There are open source g2p toolkits which provide state of the art accuracy for g2p conversion. You'd better use them instead of openmary implementation which is pretty simplistic.

nberisha commented 8 years ago

Hi nshmyrev

Thanks for your hint! Could you guide us for an open source g2p toolkit that you would recommend?

Thanks in advance!

tibistibi commented 8 years ago

sorry for this blunt post but @aWelker i would like to get in touch with you. i'm looking into a dutch voice myself. maybe nice to share :smile:

tibor@strausz.nl

nberisha commented 8 years ago

Hi,

I did following modification in method "predictPronunciation" of TrainedLTS class and fixed the issue for my language.
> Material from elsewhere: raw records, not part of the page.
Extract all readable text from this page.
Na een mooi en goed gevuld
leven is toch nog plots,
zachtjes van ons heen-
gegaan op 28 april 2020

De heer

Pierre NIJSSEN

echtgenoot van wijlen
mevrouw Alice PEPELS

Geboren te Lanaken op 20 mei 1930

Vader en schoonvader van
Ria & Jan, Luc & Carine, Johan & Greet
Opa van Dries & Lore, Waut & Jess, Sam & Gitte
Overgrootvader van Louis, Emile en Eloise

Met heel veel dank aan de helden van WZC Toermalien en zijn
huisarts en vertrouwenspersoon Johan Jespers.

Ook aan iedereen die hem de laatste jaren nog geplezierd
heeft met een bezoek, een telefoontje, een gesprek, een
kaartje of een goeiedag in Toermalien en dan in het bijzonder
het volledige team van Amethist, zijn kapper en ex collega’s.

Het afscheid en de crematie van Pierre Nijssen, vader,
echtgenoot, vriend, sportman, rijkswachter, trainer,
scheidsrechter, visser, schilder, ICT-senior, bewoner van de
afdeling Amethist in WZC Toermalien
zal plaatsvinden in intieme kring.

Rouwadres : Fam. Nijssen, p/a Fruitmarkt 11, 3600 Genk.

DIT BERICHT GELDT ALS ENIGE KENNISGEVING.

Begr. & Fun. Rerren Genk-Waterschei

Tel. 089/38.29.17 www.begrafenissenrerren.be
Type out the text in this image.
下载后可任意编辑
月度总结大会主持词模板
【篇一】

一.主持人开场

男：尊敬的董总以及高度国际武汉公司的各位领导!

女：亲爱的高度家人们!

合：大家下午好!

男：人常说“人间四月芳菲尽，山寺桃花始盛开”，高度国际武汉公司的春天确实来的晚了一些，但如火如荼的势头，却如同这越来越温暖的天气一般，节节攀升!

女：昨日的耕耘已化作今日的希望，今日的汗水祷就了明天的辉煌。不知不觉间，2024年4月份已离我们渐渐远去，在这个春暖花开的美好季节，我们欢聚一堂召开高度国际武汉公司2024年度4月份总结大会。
                                            *  *  *
StringAndFloatLeafNode leaf = (StringAndFloatLeafNode) tree.interpretToNode(fv, 0);
        String prediction = leaf.mostProbableString(featureDefinition, indexPredictedFeature);

        String letter = (i < 0 || i >= graphemes.length()) ? "null" : graphemes.substring(i, i + 1);

boolean lastCharInGrapheme = graphemes.lastIndexOf(letter) == graphemes.length()-1;

        if ((letter.equalsIgnoreCase("d")) {
                if ("dh".equalsIgnoreCase(graphemes.substring(i, i+2))) {
                    prediction = "D";
                    i++;
                    returnStr += prediction;
                }
                else {
                    returnStr += prediction.substring(1, prediction.length() - 1);
                }
        } else {
            returnStr += prediction.substring(1, prediction.length() - 1);
        }

                                 * * *

I hope will be of use by other as well.

Best Naim

entenbein commented 8 years ago

@nberisha For training LTS/G2P rules I'd recommend https://www-i6.informatik.rwth-aachen.de/web/Software/g2p.html Works really well!